Iowa State Cyclones football helmet
Michael C. Johnson-USA TODAY Sports

As the Iowa State Cyclones prepare for the 2020 college football season, there remains a fear that the COVID-19 pandemic wipes out fall sports. If that happens, Iowa State’s athletic department could change forever with a potential revenue hit that would create drastic changes.

Iowa State AD estimates $40 million in lost revenue if no college football season

In a letter released to Iowa State’s community on Monday, athletic director Jamie Pollard addressed the looming dangers ahead for the program. Specifically, the massive hit to the department’s revenue that would carry significant ramifications.

If there are no fall sports, including college football, Iowa State’s athletic department will lose $40 million in revenue over the next sixth months. Additionally, the schools’ educational fund will lose more than $41 million in the 2021 fiscal year.

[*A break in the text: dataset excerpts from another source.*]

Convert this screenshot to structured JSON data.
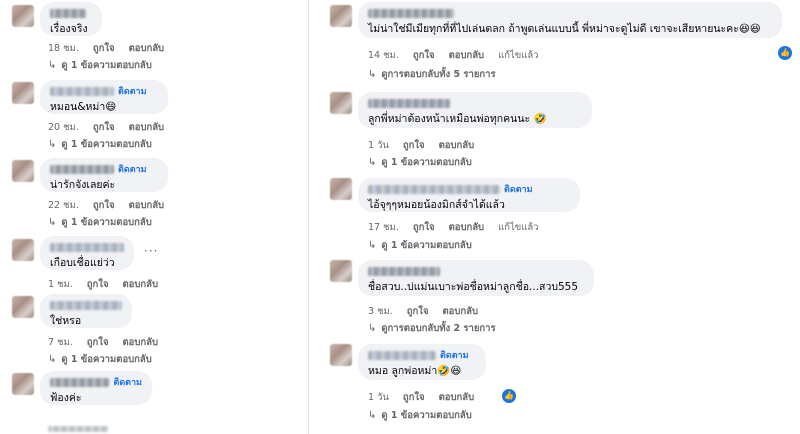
{
  "left": [
    {
      "text": "เรื่องจริง",
      "follow": "",
      "time": "18 ชม.",
      "like": "ถูกใจ",
      "reply": "ตอบกลับ",
      "replies": "ดู 1 ข้อความตอบกลับ"
    },
    {
      "text": "หมอน&หม่า😄",
      "follow": "ติดตาม",
      "time": "20 ชม.",
      "like": "ถูกใจ",
      "reply": "ตอบกลับ",
      "replies": "ดู 1 ข้อความตอบกลับ"
    },
    {
      "text": "น่ารักจังเลยค่ะ",
      "follow": "ติดตาม",
      "time": "22 ชม.",
      "like": "ถูกใจ",
      "reply": "ตอบกลับ",
      "replies": "ดู 1 ข้อความตอบกลับ"
    },
    {
      "text": "เกือบเชื่อแย่ว่ว",
      "follow": "",
      "time": "1 ชม.",
      "like": "ถูกใจ",
      "reply": "ตอบกลับ",
      "replies": "ดู 1 ข้อความตอบกลับ"
    },
    {
      "text": "ใช่หรอ",
      "follow": "",
      "time": "7 ชม.",
      "like": "ถูกใจ",
      "reply": "ตอบกลับ",
      "replies": "ดู 1 ข้อความตอบกลับ"
    },
    {
      "text": "ฟ้องค่ะ",
      "follow": "ติดตาม",
      "time": "",
      "like": "",
      "reply": "",
      "replies": ""
    }
  ],
  "right": [
    {
      "text": "ไม่น่าใช่มีเมียทุกที่ที่ไปเล่นตลก ถ้าพูดเล่นแบบนี้ พี่หม่าจะดูไม่ดี เขาจะเสียหายนะคะ😆😆",
      "follow": "",
      "time": "14 ชม.",
      "like": "ถูกใจ",
      "reply": "ตอบกลับ",
      "edited": "แก้ไขแล้ว",
      "replies": "ดูการตอบกลับทั้ง 5 รายการ"
    },
    {
      "text": "ลูกพี่หม่าต้องหน้าเหมือนพ่อทุกคนนะ 🤣",
      "follow": "",
      "time": "1 วัน",
      "like": "ถูกใจ",
      "reply": "ตอบกลับ",
      "edited": "",
      "replies": "ดู 1 ข้อความตอบกลับ"
    },
    {
      "text": "ไอ้จุๆๆหมอยน้องมิกส์จำได้แล้ว",
      "follow": "ติดตาม",
      "time": "17 ชม.",
      "like": "ถูกใจ",
      "reply": "ตอบกลับ",
      "edited": "แก้ไขแล้ว",
      "replies": "ดู 1 ข้อความตอบกลับ"
    },
    {
      "text": "ชื่อสวบ..บ่แม่นเบาะพ่อชื่อหม่าลูกชื่อ...สวบ555",
      "follow": "",
      "time": "3 ชม.",
      "like": "ถูกใจ",
      "reply": "ตอบกลับ",
      "edited": "",
      "replies": "ดูการตอบกลับทั้ง 2 รายการ"
    },
    {
      "text": "หมอ ลูกพ่อหม่า🤣😆",
      "follow": "ติดตาม",
      "time": "1 วัน",
      "like": "ถูกใจ",
      "reply": "ตอบกลับ",
      "edited": "",
      "replies": "ดู 1 ข้อความตอบกลับ"
    }
  ],
  "icons": {
    "reply_arrow": "↳",
    "more": "···",
    "like_badge": "👍"
  },
  "colors": {
    "bubble": "#f0f2f5",
    "follow": "#1b74e4",
    "meta": "#65676b"
  }
}
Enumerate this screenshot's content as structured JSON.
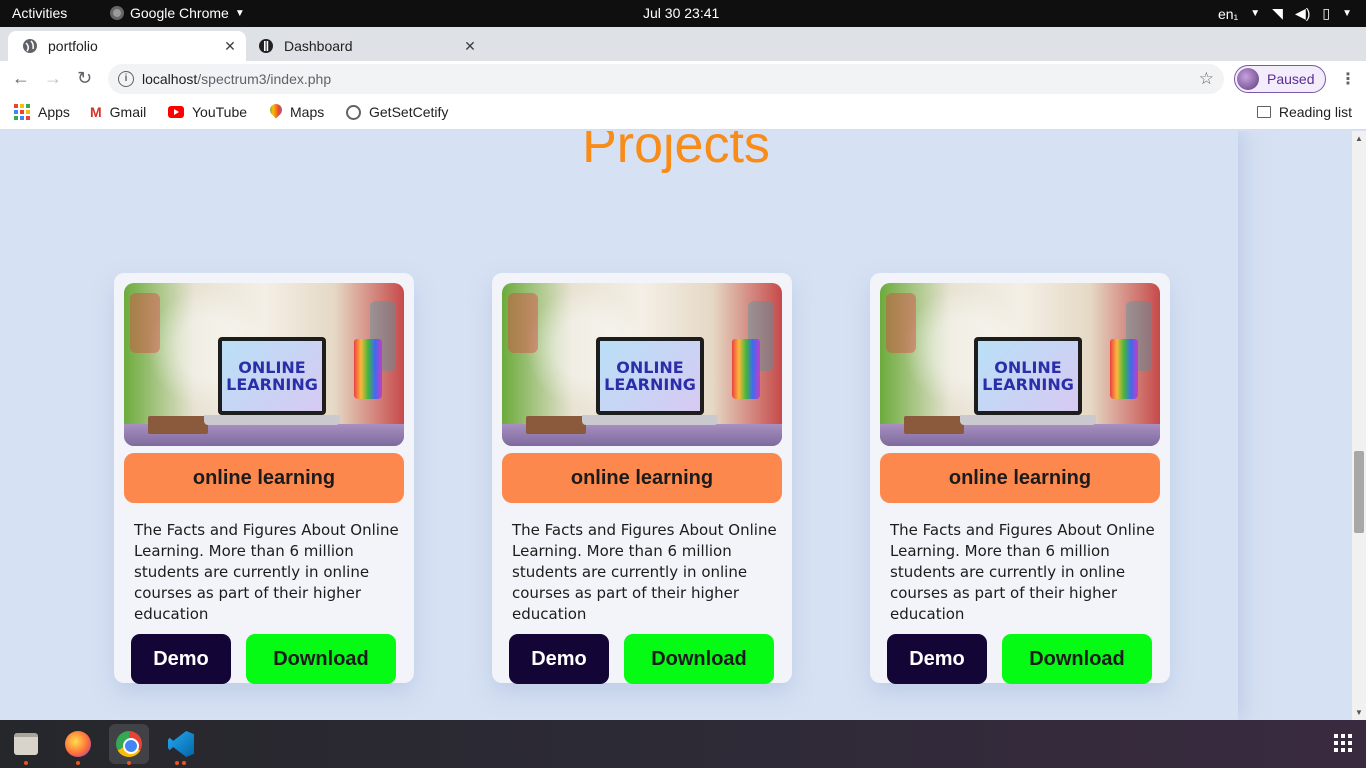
{
  "topbar": {
    "activities": "Activities",
    "app_name": "Google Chrome",
    "clock": "Jul 30  23:41",
    "lang": "en₁"
  },
  "tabs": [
    {
      "title": "portfolio",
      "active": true
    },
    {
      "title": "Dashboard",
      "active": false
    }
  ],
  "address": {
    "host": "localhost",
    "path": "/spectrum3/index.php"
  },
  "profile": {
    "label": "Paused"
  },
  "bookmarks": {
    "items": [
      {
        "label": "Apps",
        "icon": "apps-grid-icon"
      },
      {
        "label": "Gmail",
        "icon": "gmail-icon"
      },
      {
        "label": "YouTube",
        "icon": "youtube-icon"
      },
      {
        "label": "Maps",
        "icon": "maps-icon"
      },
      {
        "label": "GetSetCetify",
        "icon": "globe-icon"
      }
    ],
    "reading_list": "Reading list"
  },
  "page": {
    "heading": "Projects",
    "cards": [
      {
        "image_text": "ONLINE LEARNING",
        "title": "online learning",
        "description": "The Facts and Figures About Online Learning. More than 6 million students are currently in online courses as part of their higher education",
        "demo_label": "Demo",
        "download_label": "Download"
      },
      {
        "image_text": "ONLINE LEARNING",
        "title": "online learning",
        "description": "The Facts and Figures About Online Learning. More than 6 million students are currently in online courses as part of their higher education",
        "demo_label": "Demo",
        "download_label": "Download"
      },
      {
        "image_text": "ONLINE LEARNING",
        "title": "online learning",
        "description": "The Facts and Figures About Online Learning. More than 6 million students are currently in online courses as part of their higher education",
        "demo_label": "Demo",
        "download_label": "Download"
      }
    ]
  },
  "colors": {
    "heading": "#f98b17",
    "card_label_bg": "#fd884d",
    "demo_bg": "#130636",
    "download_bg": "#05fa14",
    "page_bg": "#d6e1f3"
  },
  "dock": {
    "items": [
      "files-icon",
      "firefox-icon",
      "chrome-icon",
      "vscode-icon"
    ]
  }
}
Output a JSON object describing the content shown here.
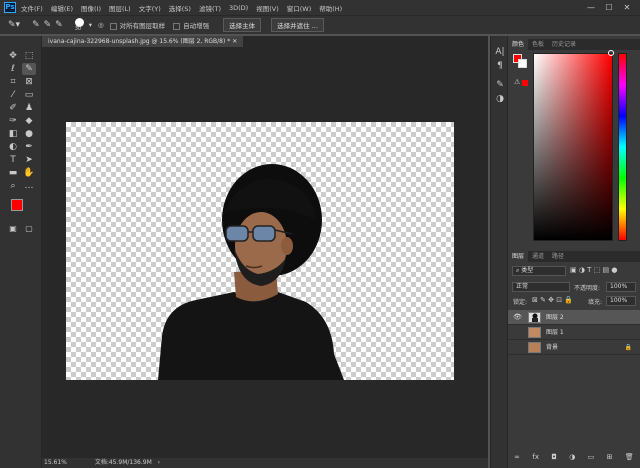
{
  "app": {
    "logo": "Ps"
  },
  "menus": [
    "文件(F)",
    "编辑(E)",
    "图像(I)",
    "图层(L)",
    "文字(Y)",
    "选择(S)",
    "滤镜(T)",
    "3D(D)",
    "视图(V)",
    "窗口(W)",
    "帮助(H)"
  ],
  "window_controls": {
    "minimize": "—",
    "maximize": "☐",
    "close": "✕"
  },
  "options": {
    "brush_size": "30",
    "sample_all_layers": "对所有图层取样",
    "auto_enhance": "自动增强",
    "select_subject": "选择主体",
    "select_and_mask": "选择并遮住 ..."
  },
  "document": {
    "tab_title": "ivana-cajina-322968-unsplash.jpg @ 15.6% (图层 2, RGB/8) *",
    "zoom": "15.61%",
    "doc_info": "文档:45.9M/136.9M"
  },
  "colors": {
    "foreground": "#ff0000",
    "background": "#ffffff"
  },
  "panels": {
    "color_tabs": [
      "颜色",
      "色板",
      "历史记录"
    ],
    "layer_tabs": [
      "图层",
      "通道",
      "路径"
    ],
    "layer_kind": "类型",
    "blend_mode": "正常",
    "opacity_label": "不透明度:",
    "opacity_value": "100%",
    "lock_label": "锁定:",
    "fill_label": "填充:",
    "fill_value": "100%",
    "layers": [
      {
        "name": "图层 2",
        "visible": true,
        "selected": true
      },
      {
        "name": "图层 1",
        "visible": false,
        "selected": false
      },
      {
        "name": "背景",
        "visible": false,
        "selected": false,
        "locked": true
      }
    ]
  },
  "icons": [
    "move-icon",
    "marquee-icon",
    "lasso-icon",
    "quick-select-icon",
    "crop-icon",
    "eyedropper-icon",
    "brush-icon",
    "stamp-icon",
    "eraser-icon",
    "gradient-icon",
    "pen-icon",
    "text-icon",
    "hand-icon",
    "zoom-icon"
  ]
}
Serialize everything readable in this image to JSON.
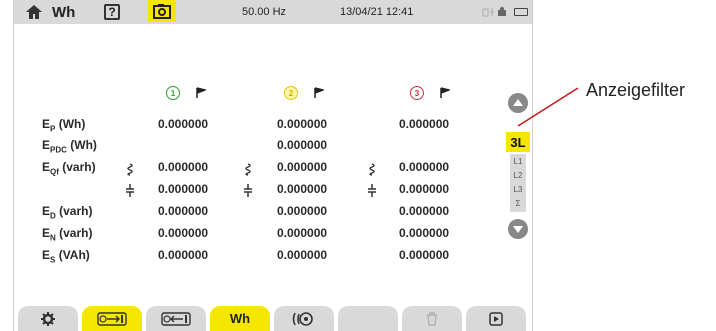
{
  "statusbar": {
    "title": "Wh",
    "help_label": "?",
    "frequency": "50.00 Hz",
    "datetime": "13/04/21 12:41"
  },
  "columns": [
    {
      "phase": "1",
      "color": "#2aa02a"
    },
    {
      "phase": "2",
      "color": "#e6c800"
    },
    {
      "phase": "3",
      "color": "#d0303a"
    }
  ],
  "rows": [
    {
      "label_main": "E",
      "label_sub": "P",
      "label_unit": " (Wh)",
      "values": [
        "0.000000",
        "0.000000",
        "0.000000"
      ],
      "q": ""
    },
    {
      "label_main": "E",
      "label_sub": "PDC",
      "label_unit": " (Wh)",
      "values": [
        "",
        "0.000000",
        ""
      ],
      "q": ""
    },
    {
      "label_main": "E",
      "label_sub": "Qf",
      "label_unit": " (varh)",
      "values": [
        "0.000000",
        "0.000000",
        "0.000000"
      ],
      "q": "inductive"
    },
    {
      "label_main": "",
      "label_sub": "",
      "label_unit": "",
      "values": [
        "0.000000",
        "0.000000",
        "0.000000"
      ],
      "q": "capacitive"
    },
    {
      "label_main": "E",
      "label_sub": "D",
      "label_unit": " (varh)",
      "values": [
        "0.000000",
        "0.000000",
        "0.000000"
      ],
      "q": ""
    },
    {
      "label_main": "E",
      "label_sub": "N",
      "label_unit": " (varh)",
      "values": [
        "0.000000",
        "0.000000",
        "0.000000"
      ],
      "q": ""
    },
    {
      "label_main": "E",
      "label_sub": "S",
      "label_unit": " (VAh)",
      "values": [
        "0.000000",
        "0.000000",
        "0.000000"
      ],
      "q": ""
    }
  ],
  "filter": {
    "active": "3L",
    "options": [
      "L1",
      "L2",
      "L3",
      "Σ"
    ]
  },
  "bottom_tabs": [
    {
      "icon": "gear-icon",
      "label": "",
      "active": false
    },
    {
      "icon": "energy-generated-icon",
      "label": "",
      "active": true
    },
    {
      "icon": "energy-received-icon",
      "label": "",
      "active": false
    },
    {
      "icon": "wh-icon",
      "label": "Wh",
      "active": true
    },
    {
      "icon": "dial-icon",
      "label": "",
      "active": false
    },
    {
      "icon": "blank-icon",
      "label": "",
      "active": false
    },
    {
      "icon": "trash-icon",
      "label": "",
      "active": false
    },
    {
      "icon": "play-icon",
      "label": "",
      "active": false
    }
  ],
  "callout": {
    "text": "Anzeigefilter"
  },
  "colors": {
    "accent": "#f5e600",
    "bar": "#d9d9d9"
  }
}
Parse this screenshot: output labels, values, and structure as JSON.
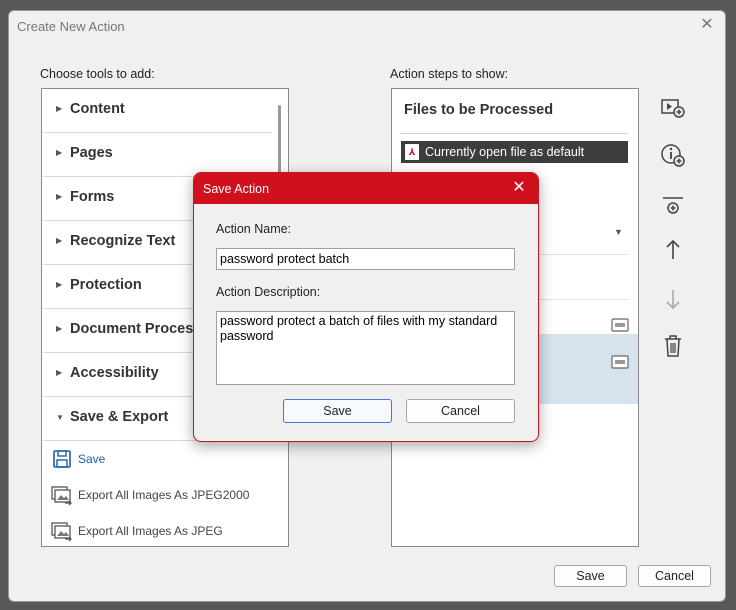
{
  "window": {
    "title": "Create New Action"
  },
  "tools": {
    "heading": "Choose tools to add:",
    "categories": [
      {
        "label": "Content"
      },
      {
        "label": "Pages"
      },
      {
        "label": "Forms"
      },
      {
        "label": "Recognize Text"
      },
      {
        "label": "Protection"
      },
      {
        "label": "Document Processing"
      },
      {
        "label": "Accessibility"
      },
      {
        "label": "Save & Export"
      }
    ],
    "items": [
      {
        "label": "Save",
        "icon": "save-icon"
      },
      {
        "label": "Export All Images As JPEG2000",
        "icon": "export-images-icon"
      },
      {
        "label": "Export All Images As JPEG",
        "icon": "export-images-icon"
      }
    ]
  },
  "steps": {
    "heading": "Action steps to show:",
    "section_title": "Files to be Processed",
    "file_source": "Currently open file as default"
  },
  "side_icons": [
    "add-step-icon",
    "add-instruction-icon",
    "add-panel-separator-icon",
    "move-up-icon",
    "move-down-icon",
    "delete-icon"
  ],
  "footer": {
    "save_label": "Save",
    "cancel_label": "Cancel"
  },
  "save_action_dialog": {
    "title": "Save Action",
    "name_label": "Action Name:",
    "name_value": "password protect batch",
    "description_label": "Action Description:",
    "description_value": "password protect a batch of files with my standard password",
    "save_label": "Save",
    "cancel_label": "Cancel"
  },
  "colors": {
    "accent": "#d0101c",
    "selected_row": "#d6e3ee",
    "file_bar": "#3d3d3d"
  }
}
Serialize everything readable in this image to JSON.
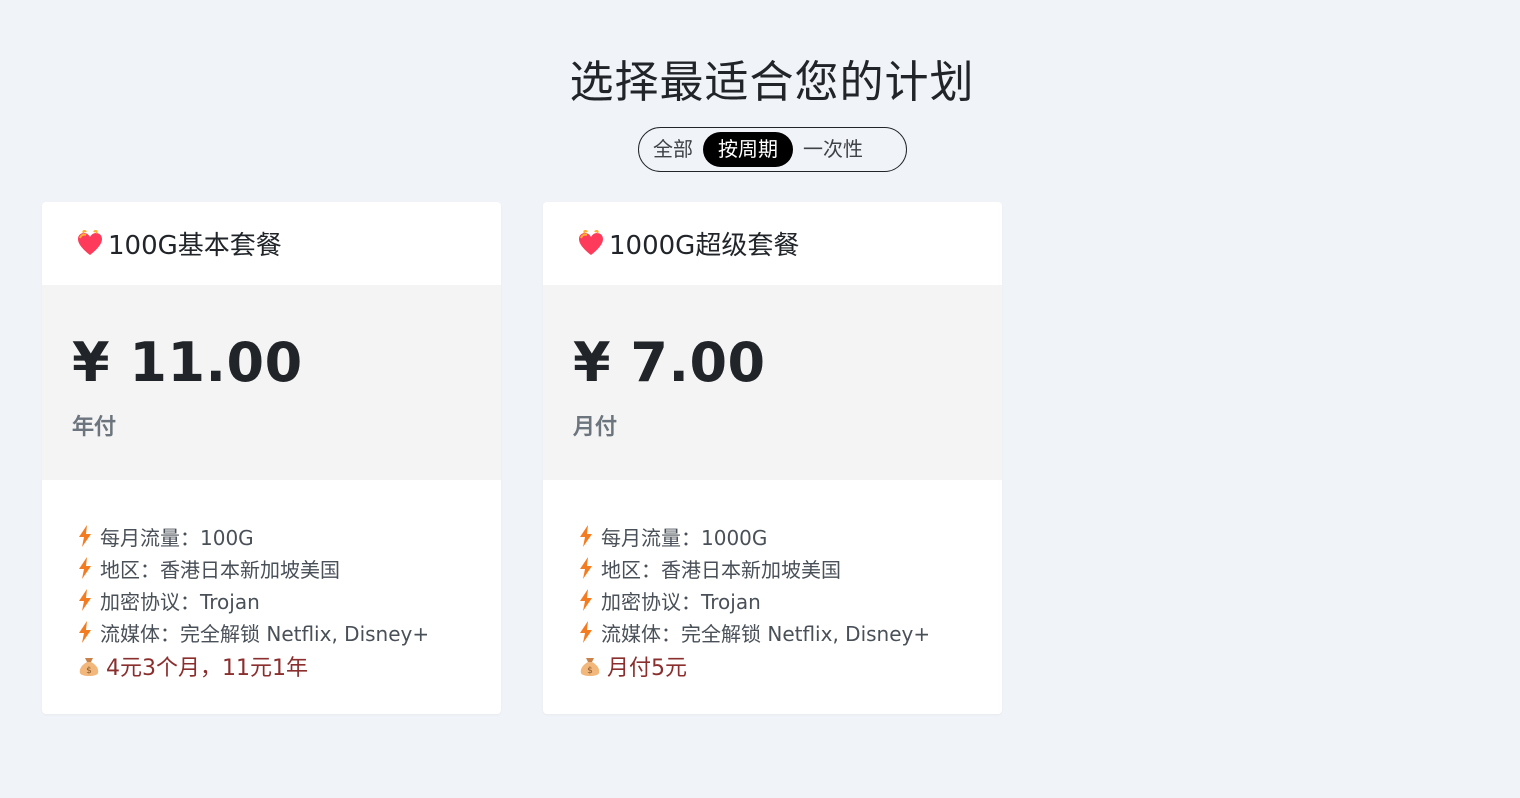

Since the cancelation of March Madness and the suspension of spring sports, colleges across the country have lost out on countless revenue. Even before a potential college football season could begin, Pollard said Iowa State could lose an estimated $73 million since the pandemic began.

While the school and the Big 12 conference want a decision regarding the 2020 college football season that puts player safety first, Pollard and other conference officials are clearly weighing the economic devastation that will be felt if there are no sports this fall.

If there is no college football season, Iowa State already made it clear it would follow the same drastic budget cuts that other colleges took. All across the country, from Stanford University cutting 11 of its sports teams to UConn eliminating four programs, countless universities are wiping out several sports from their athletic department.

There remains a chance that football could be played this fall, but health officials are urging Iowas State to play games without fans due to the COVID-19 pandemic. If that happens, while it would soften the financial blow, cuts might still need to be made.